From a clinical and care-based perspective, ChatGPT (or similar LLMs) can not only formulate routine medical questions for our patients, but also provide answers to clinical situations for physicians. With GPT-4, the latest version, users can even integrate images with their prompts. Imaging is, of course, a crucial part of diagnostics across various medical stratifications, and ChatGPT’s capacity in this area has immense potential.
Alongside the integration of “plug-ins,” ChatGPT can also search the internet for the timely verification of sources; as a researcher, I would find this tremendously helpful. Furthermore, file uploading, code generation, and execution features are additional aspects that one can add to other systems. This means ChatGPT can write and execute Python code to answer questions with a computational component – an ability that is particularly useful in research and data analysis.
Today, LLMs are being used to screen patient databases to reduce the burden on clinical research teams. One area I’m personally excited about is their ability to integrate tools like Abridge or Augmedix that produce transcripts from conversation in the clinic, while also making notes in electronic health records. Imagine the hours of work this could save!
LLMs have shown – and are continuing to show – impressive performance results at clinical tasks, with GPT-4 scoring 81 percent on the Ophthalmic Knowledge Assessment Program without specific medical training. However, there are concerns; namely, the clinical reasoning remains below expert-level and LLMs often “hallucinate” or confidently provide false but reasonable-sounding information.
We must also exercise caution when using ChatGPT in tasks such as paper summarization, paper editing, idea generation, and even data analysis because of the potential for plagiarism. In fact, many of the ophthalmology journals are not reviewing research regarding LLMs. Yet, at the same time, journals are changing their policies and aiming for stringent actions on LLM-assisted manuscript writing.
The excitement about the technology does come with some downsides. LLMs could enhance equity by bridging language barriers and improving accessibility, but we need to acknowledge how these models perpetuate subtle biases, reflecting imperfect training data and datasets that insufficiently capture marginalized communities. Furthermore, GPT-3.5, which is available for free, has been shown to have poorer performance than GPT-4, which is currently only available with a paid subscription. These paywalls can increase disparity by limiting access to information.

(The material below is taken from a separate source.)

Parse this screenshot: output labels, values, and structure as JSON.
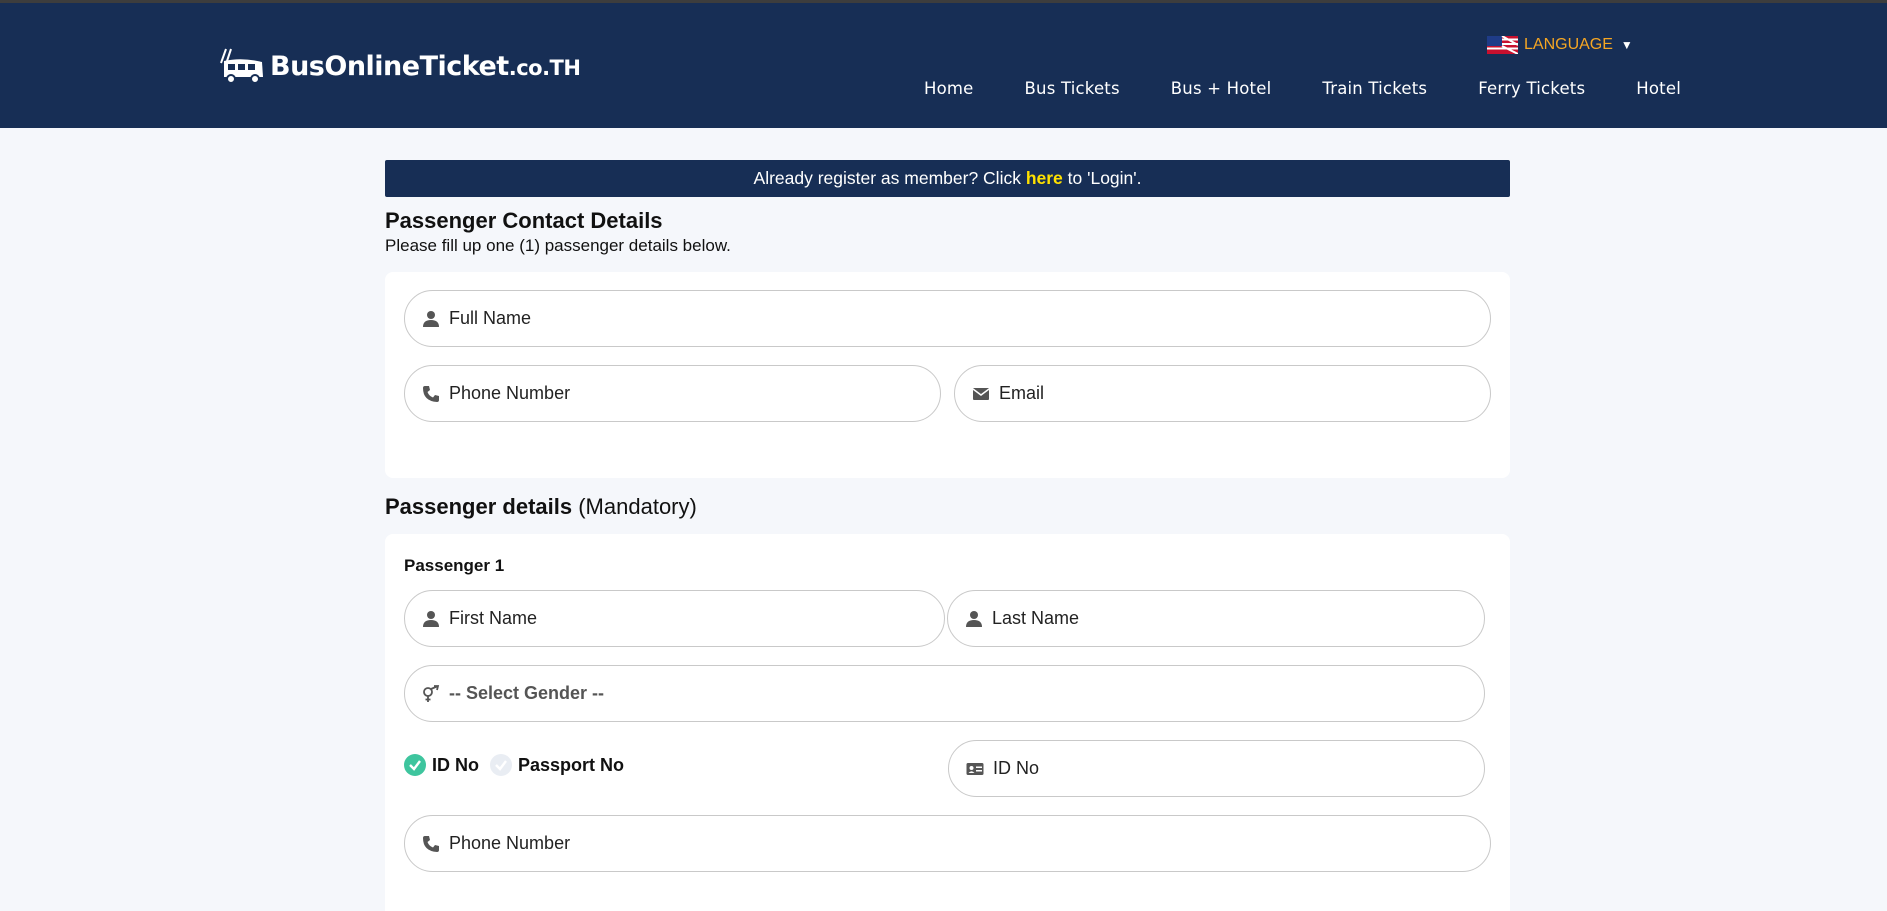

Learning, practice, and research in medicine will inevitably change as a result of LLMs. Currently, we’re in the debate phase; many people still fear the change this approach could yield. But there are certainly clear benefits of integrating this technology in the medical field. For example, it can help patients feel more empowered and educated in their diagnoses, and could help physicians with documentation and communication. However, different LLMs provide different levels of details – not to mention the variations in accuracy and applicability.
In the future, these models could augment established databases – like PubMed – or be integrated into existing emergency medical retrieval services. The increasing use of such technology across ophthalmology – in clinics, in research, and in public health – is already evident. But, as with the integration of any other technology, careful consideration must be given before adopting it; data safety, legal liabilities, and ethical implications loom large. What’s clear is that AI technology will continue to evolve – and AI is here to stay!
Jay Chhablani, Professor of Ophthalmology at the University of Pittsburgh, and
Director of Clinical Research at the UPMC Eye Center.